Marion Jones: The Fall From Grace Of A U.S. Sports Darling

Marion Jones was destined to be great. As athletic as she was beautiful, she won the California 100 meter state title four years running and turned down an offer to join the 1992 U.S. Olympic team at age 17 in favor of a basketball scholarship at The University of North Carolina. Her team went on to win the 1994 National Championship, with Jones as the freshman point guard. But her most notable success came at the 2000 Sydney Olympics, winning three golds and two bronze medals. Her good looks catapulted her into the world of sports sponsorship and contracts with Nike, Oakley and Tag Heuer. As one of the first Black women to break through the barriers of notoriously racist marketing companies, Marion Jones became a multi-million dollar empire.

In 2008, Jones went to prison for six months. She was found guilty of lying to IRS Special Agent Jeff Novitzky about taking PEDs and was ordered to surrender all of her medals from the 2000 summer Olympics. In addition, she was required to publicly flagellate herself. Her drug taking was linked to the infamous Victor Conte, head of BALCO, a supplements company that also offered blood and urine testing. The BALCO scandal uncovered a sophisticated ring of blood testing and PEDs that involved not only track and field athletes but baseball and NFL players as well. Investigations uncovered at least 27 athletes who subsequently received suspensions or fines for knowingly or "unwittingly" taking BALCO-supplied PEDs.

Shape-Shifting Bulgarian Weight Lifters

The 2000 Sydney Olympics also saw the whole of the Bulgarian weightlifting team expelled from the games.

Ivan Ivanor was the first Bulgarian weight lifter to test positive for furosemide, a banned diuretic used to quickly remove fluids from a weight lifter's body, allowing him to drop down to a specific weight.
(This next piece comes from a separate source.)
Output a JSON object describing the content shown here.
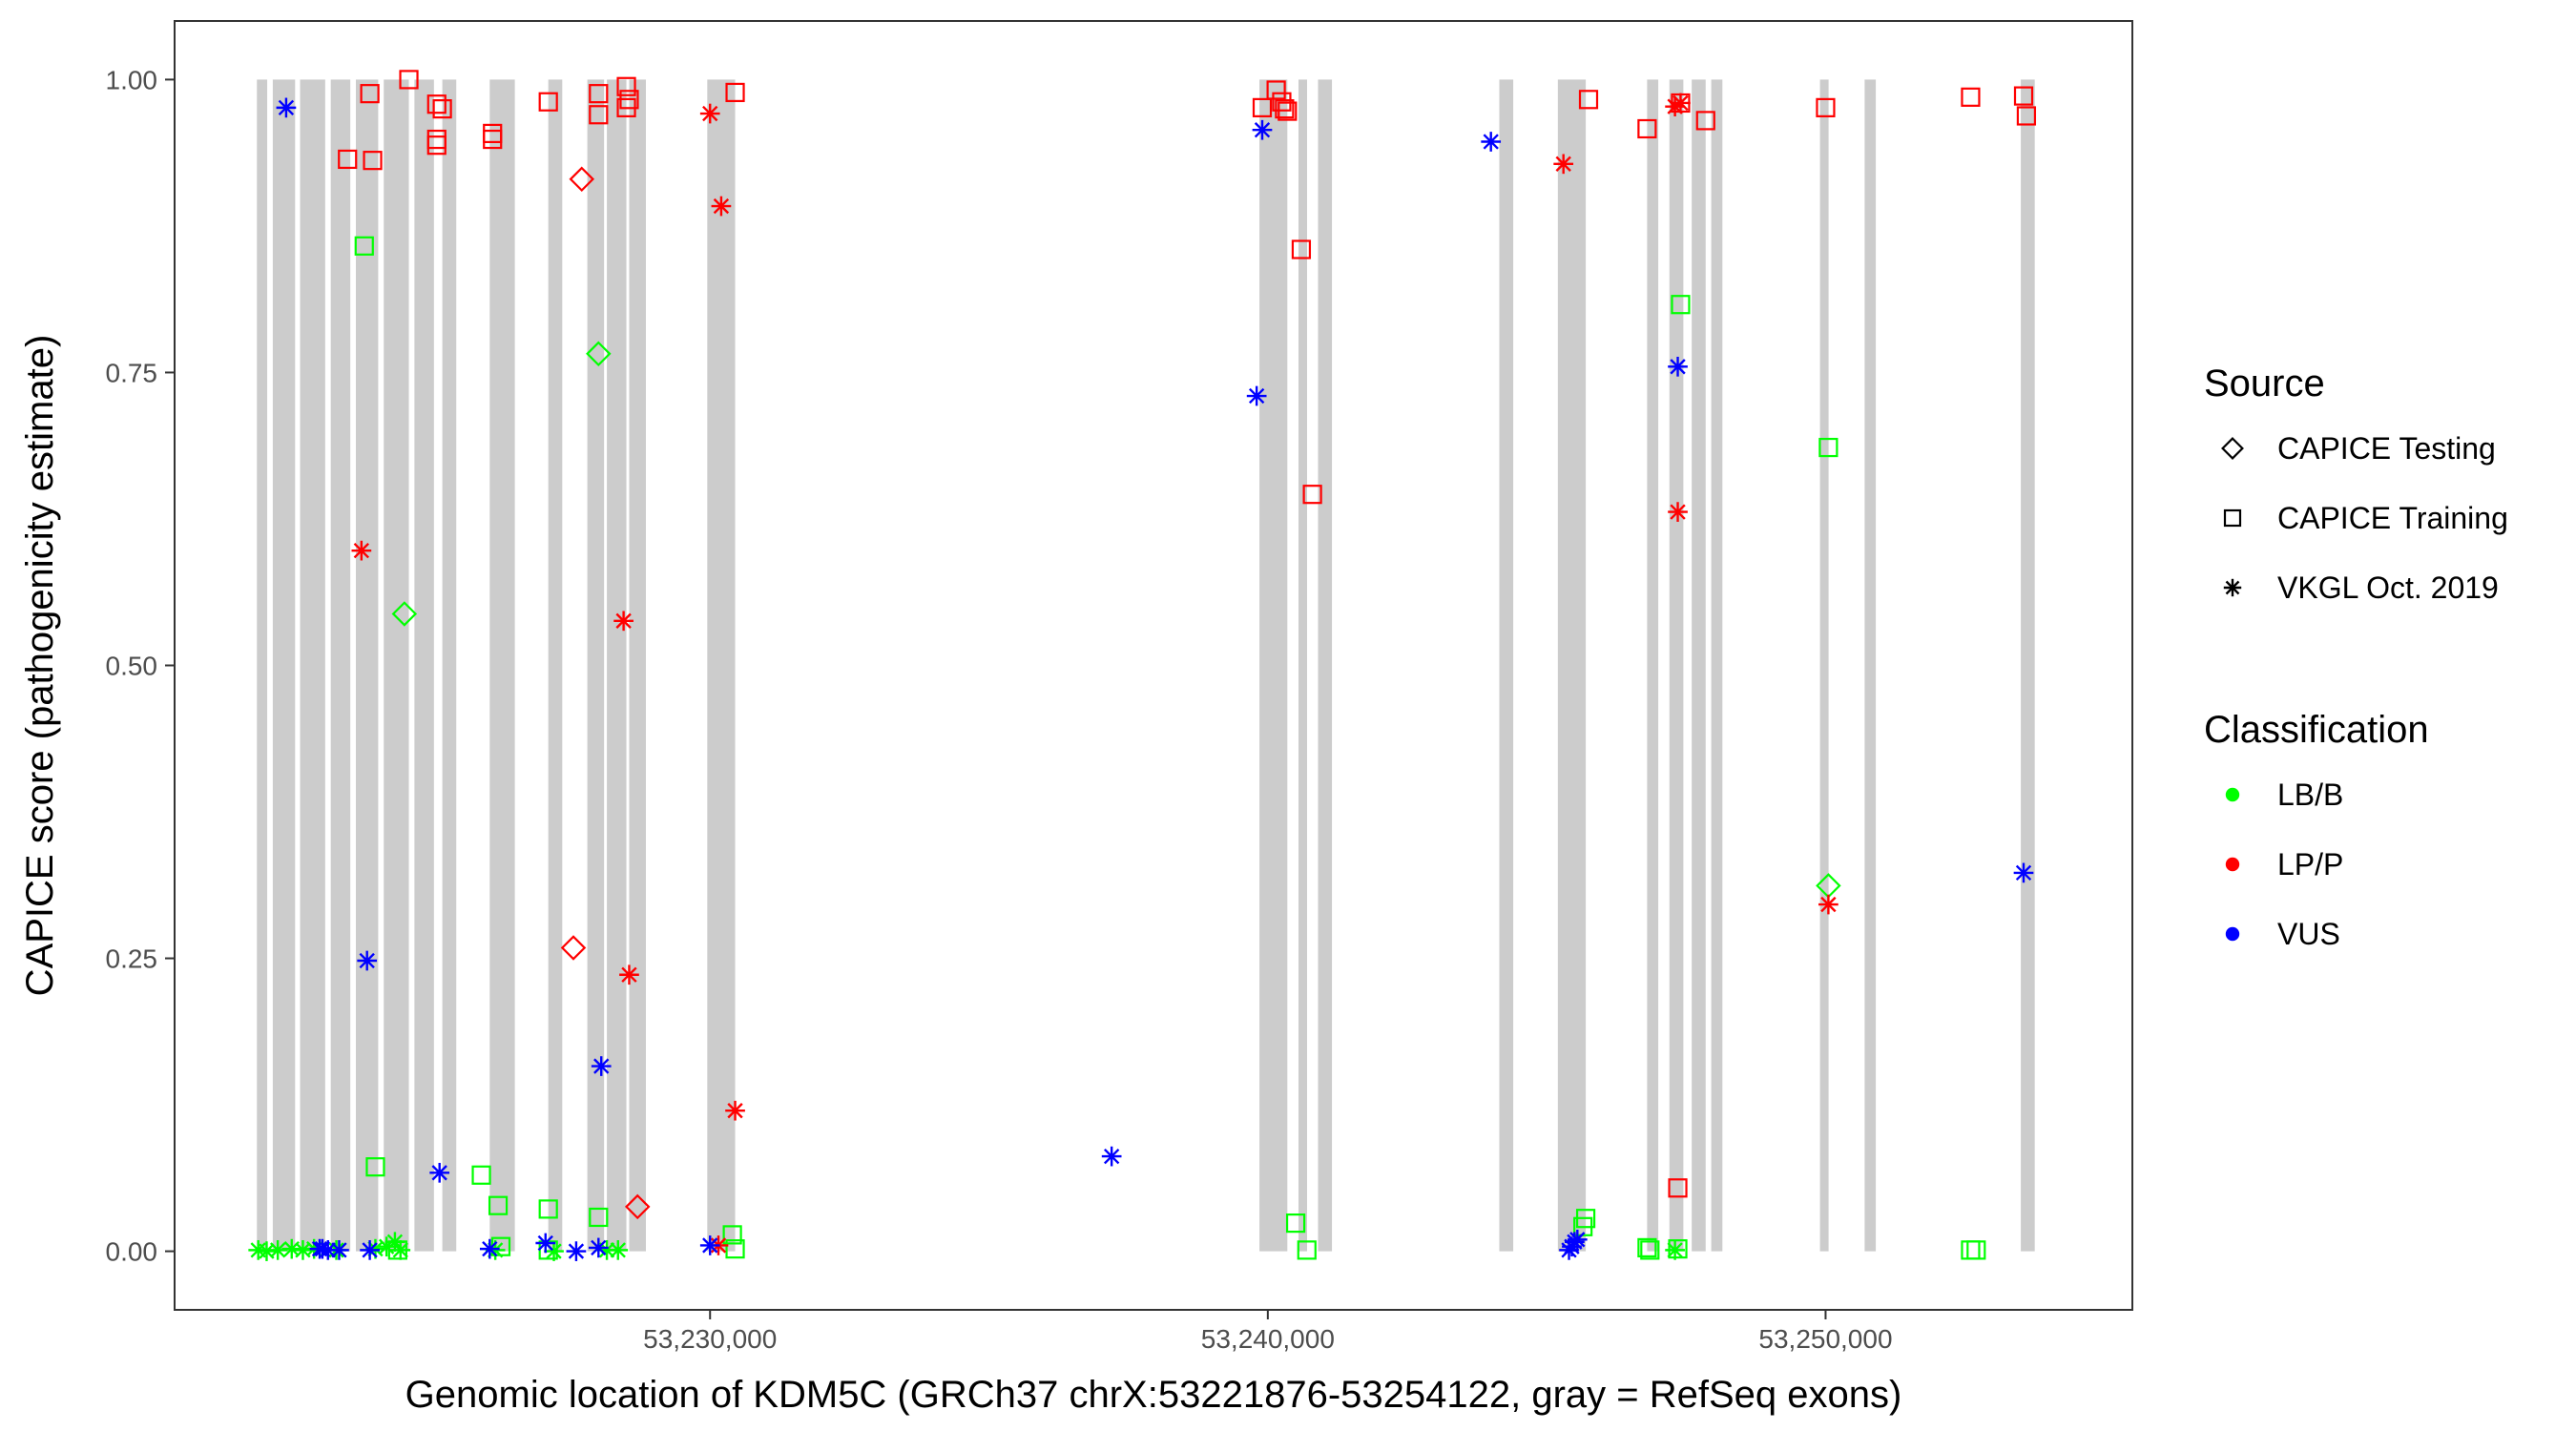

Two days later the IOC also disqualified gold medalist Izabela Dragneva and bronze medalist Sevdalin Minchev.

This wasn't the first time a whole team of Bulgarian weight lifters had used dirty tactics to get them ahead. In 1988 in Seoul, the team was withdrawn after two gold-medal winning lifters - Mitko Grubler and Angel Guenchev - also tested positive for furosemide.

Unfortunately, Bulgarian weight-lifting doesn't seem to have learnt its lesson. In 2008, the team didn't even make it to the Beijing Olympics because of 11 failed doping checks. Even a temporary stripping of its licence in 2009 failed to curb widespread doping and in November 2015, 11 lifters tested positive for the banned anabolic steroid stanozolol. The Bulgarian Weightlifting Federation (BWF) received a U.S. $500,000 fine and were banned from competing at the Rio Olympics.

Sochi: Russia Out To Win No Matter The Cost

News reports and scandals leading up to Rio have confirmed what most people suspect; PED use is still rife and widespread. No doubt this brings no encouragement to legitimate PED-free athletes about to compete.

Russia has seen almost a third of its athletes implicated in a state-directed doping scandal, with many banned from competing in the 2016 games. Evidence showing widespread PED use was presented in the form of damning conversations held between coaches and athletes before the Sochi Olympics, secretly-recorded by ex-Russian runner, Yulia Stepanova, and her husband Vitaly Stepanov, a former employee of Russia’s state-run anti-doping agency. In May this year, that information was collaborated by Grigory Rodchenkov, the former head of Russia’s anti-doping agency, who fled Russia for the U.S. after a series of unexplained deaths among other top Russian anti-doping officials. Rodchenkov confessed to feeding athletes a cocktail of PEDs mixed with either whiskey or vermouth, and to replacing more than 1,400 tainted urine samples with clean ones.

One driving force behind Russia's widespread doping was undoubtedly their previous dismal performance at the 2010 Vancouver Winter Olympics. Out of a total haul of 15 medals, only three were gold - their second worst medal tally in their winter games participation history. Russian's took it as a national humiliation. But all pride was restored when in 2014, they topped the medal table with a total of 33 medals, including 13 golds, in Sochi.